Despite being a period film set in a specific milieu, "La Ultima Luna" is informed with a universal feel and a sense of humanism that helps it transcend the limitations of political cinema.
Also high up on the list of popularity is Jean-Pierre and Luc Dardenne's "L'enfant" ("The Child"), a French-language film from Belgium. The film, which won the coveted Palme d'Or at the Cannes film festival earlier this year, is a quiet little story that stands out for its warm humanism.
"L'enfant" revolves around a young couple - 20-year-old Bruno and 18-year-old Sonia - who survive on the streets of the city off the latter's benefit and the spoils from the former's petty crimes. Sonia gives birth to a child and Bruno is faced with an existential question -can he rid himself of his carefree ways and shoulder the responsibility of fatherhood?
The Dardenne brothers squeeze an emotionally affecting and intellectually convincing drama out of this simple vignette of life on the fringes of urban existence. "L'enfant" screens at the 36th IFFI as part of the focus on contemporary French-language cinema.
Yet another Cannes winner, Austrian filmmaker Michael Haneke's politically loaded thriller, "Cache" ("Hidden"), pushes the theme of racism in contemporary French society further than any other mainstream film has done in recent years. But it does so with a remarkable degree of subtlety.
Bolstered by first-rate performances by lead actors Juliette Binoche and Daniel Autieul, "Cache" is about a media executive who is pushed to the edge by the realisation that somebody out there is keeping a watch on every movement of his, a fact proven repeatedly by the arrival of clandestinely shot tapes of his house and its environs.
Haneke's French production captures the post-9/11 urban fear psychosis with eerie precision. The filmmaker won the best director prize in Cannes.

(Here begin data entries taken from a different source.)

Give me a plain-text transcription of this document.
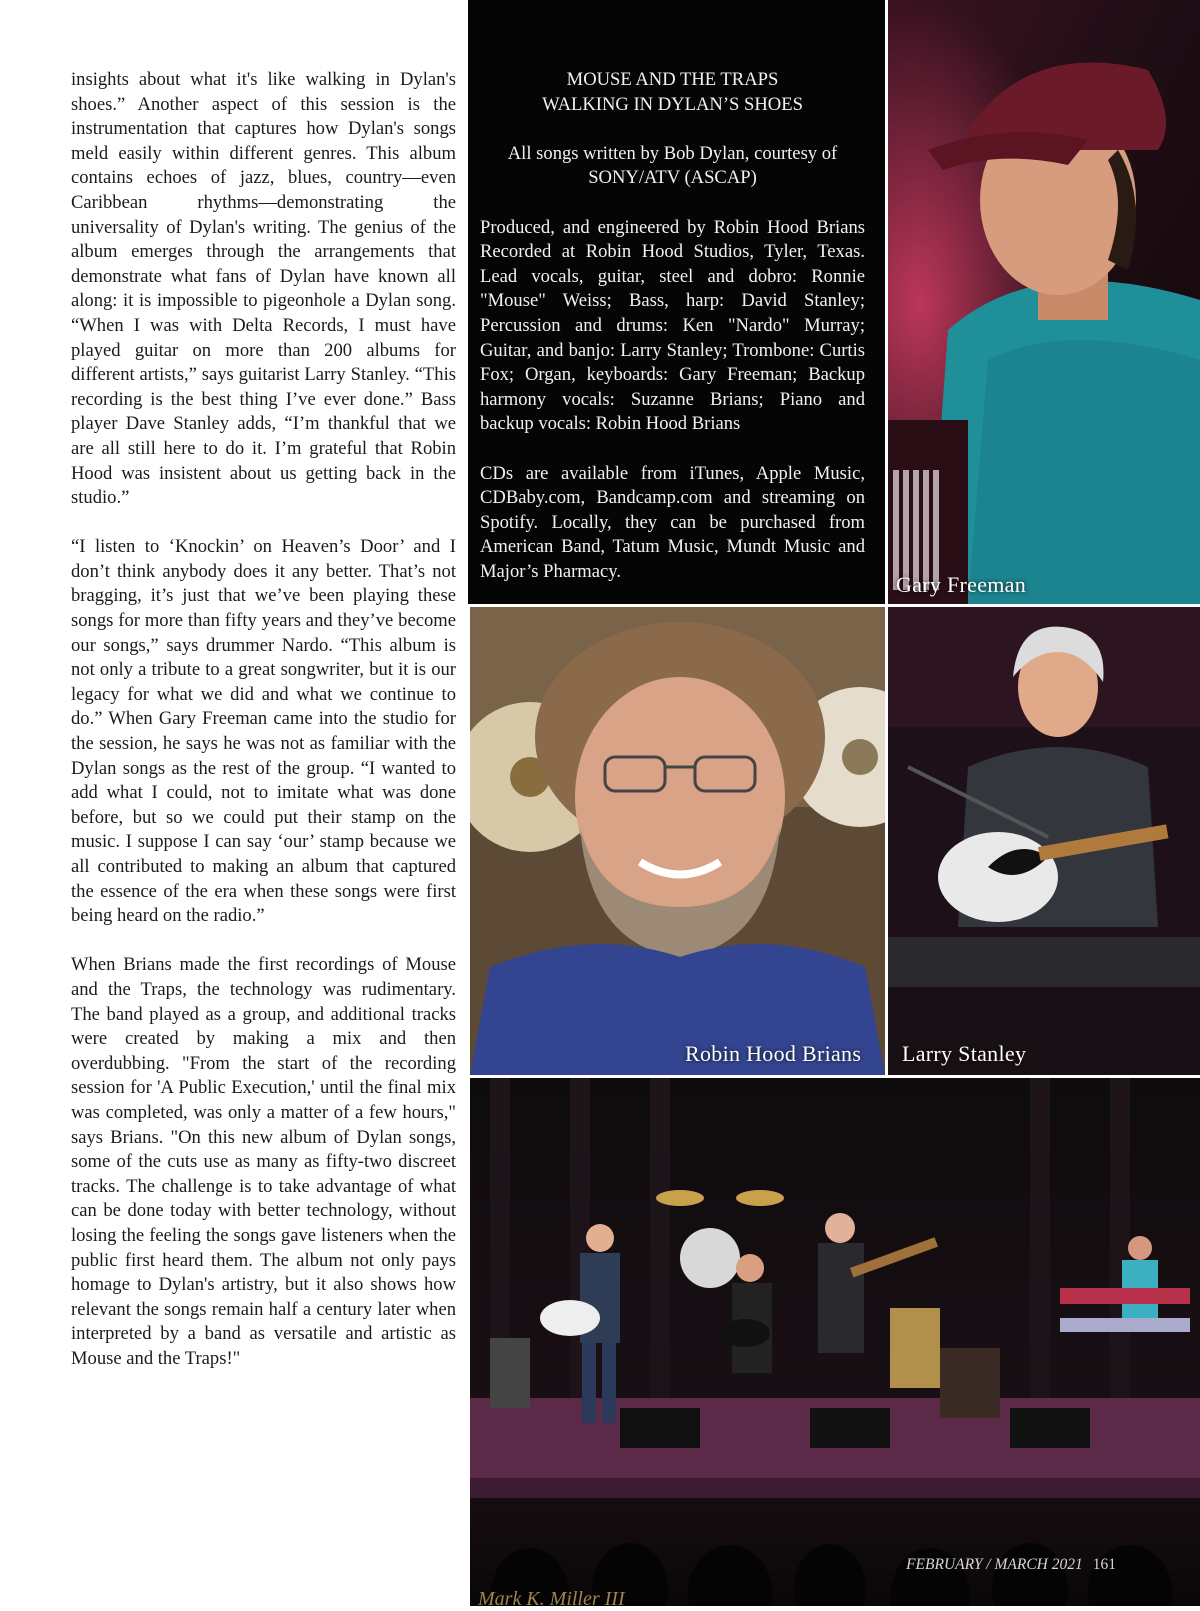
insights about what it's like walking in Dylan's shoes.” Another aspect of this session is the instrumentation that captures how Dylan's songs meld easily within different genres. This album contains echoes of jazz, blues, country—even Caribbean rhythms—demonstrating the universality of Dylan's writing. The genius of the album emerges through the arrangements that demonstrate what fans of Dylan have known all along: it is impossible to pigeonhole a Dylan song. “When I was with Delta Records, I must have played guitar on more than 200 albums for different artists,” says guitarist Larry Stanley. “This recording is the best thing I’ve ever done.” Bass player Dave Stanley adds, “I’m thankful that we are all still here to do it. I’m grateful that Robin Hood was insistent about us getting back in the studio.”

“I listen to ‘Knockin’ on Heaven’s Door’ and I don’t think anybody does it any better. That’s not bragging, it’s just that we’ve been playing these songs for more than fifty years and they’ve become our songs,” says drummer Nardo. “This album is not only a tribute to a great songwriter, but it is our legacy for what we did and what we continue to do.” When Gary Freeman came into the studio for the session, he says he was not as familiar with the Dylan songs as the rest of the group. “I wanted to add what I could, not to imitate what was done before, but so we could put their stamp on the music. I suppose I can say ‘our’ stamp because we all contributed to making an album that captured the essence of the era when these songs were first being heard on the radio.”

When Brians made the first recordings of Mouse and the Traps, the technology was rudimentary. The band played as a group, and additional tracks were created by making a mix and then overdubbing. "From the start of the recording session for 'A Public Execution,' until the final mix was completed, was only a matter of a few hours," says Brians. "On this new album of Dylan songs, some of the cuts use as many as fifty-two discreet tracks. The challenge is to take advantage of what can be done today with better technology, without losing the feeling the songs gave listeners when the public first heard them. The album not only pays homage to Dylan's artistry, but it also shows how relevant the songs remain half a century later when interpreted by a band as versatile and artistic as Mouse and the Traps!"

MOUSE AND THE TRAPS
WALKING IN DYLAN’S SHOES
All songs written by Bob Dylan, courtesy of
SONY/ATV (ASCAP)

Produced, and engineered by Robin Hood Brians Recorded at Robin Hood Studios, Tyler, Texas. Lead vocals, guitar, steel and dobro: Ronnie "Mouse" Weiss; Bass, harp: David Stanley; Percussion and drums: Ken "Nardo" Murray; Guitar, and banjo: Larry Stanley; Trombone: Curtis Fox; Organ, keyboards: Gary Freeman; Backup harmony vocals: Suzanne Brians; Piano and backup vocals: Robin Hood Brians

CDs are available from iTunes, Apple Music, CDBaby.com, Bandcamp.com and streaming on Spotify. Locally, they can be purchased from American Band, Tatum Music, Mundt Music and Major’s Pharmacy.

Gary Freeman
Robin Hood Brians Larry Stanley
FEBRUARY / MARCH 2021 161
Mark K. Miller III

Also in the IFFI line-up this year is "Manderlay", the second instalment of Danish director Lars von Trier's intended anti-US trilogy that began in 2003 with the outstanding "Dogville".
Employing the minimalist style that marked "Dogville", Manderlay enters the heart of a remote plantation where slavery is alive and kicking many decades after its declared abolition. Von Trier peels off a layer of the "American truth" to reveal an ugly picture of human decadence.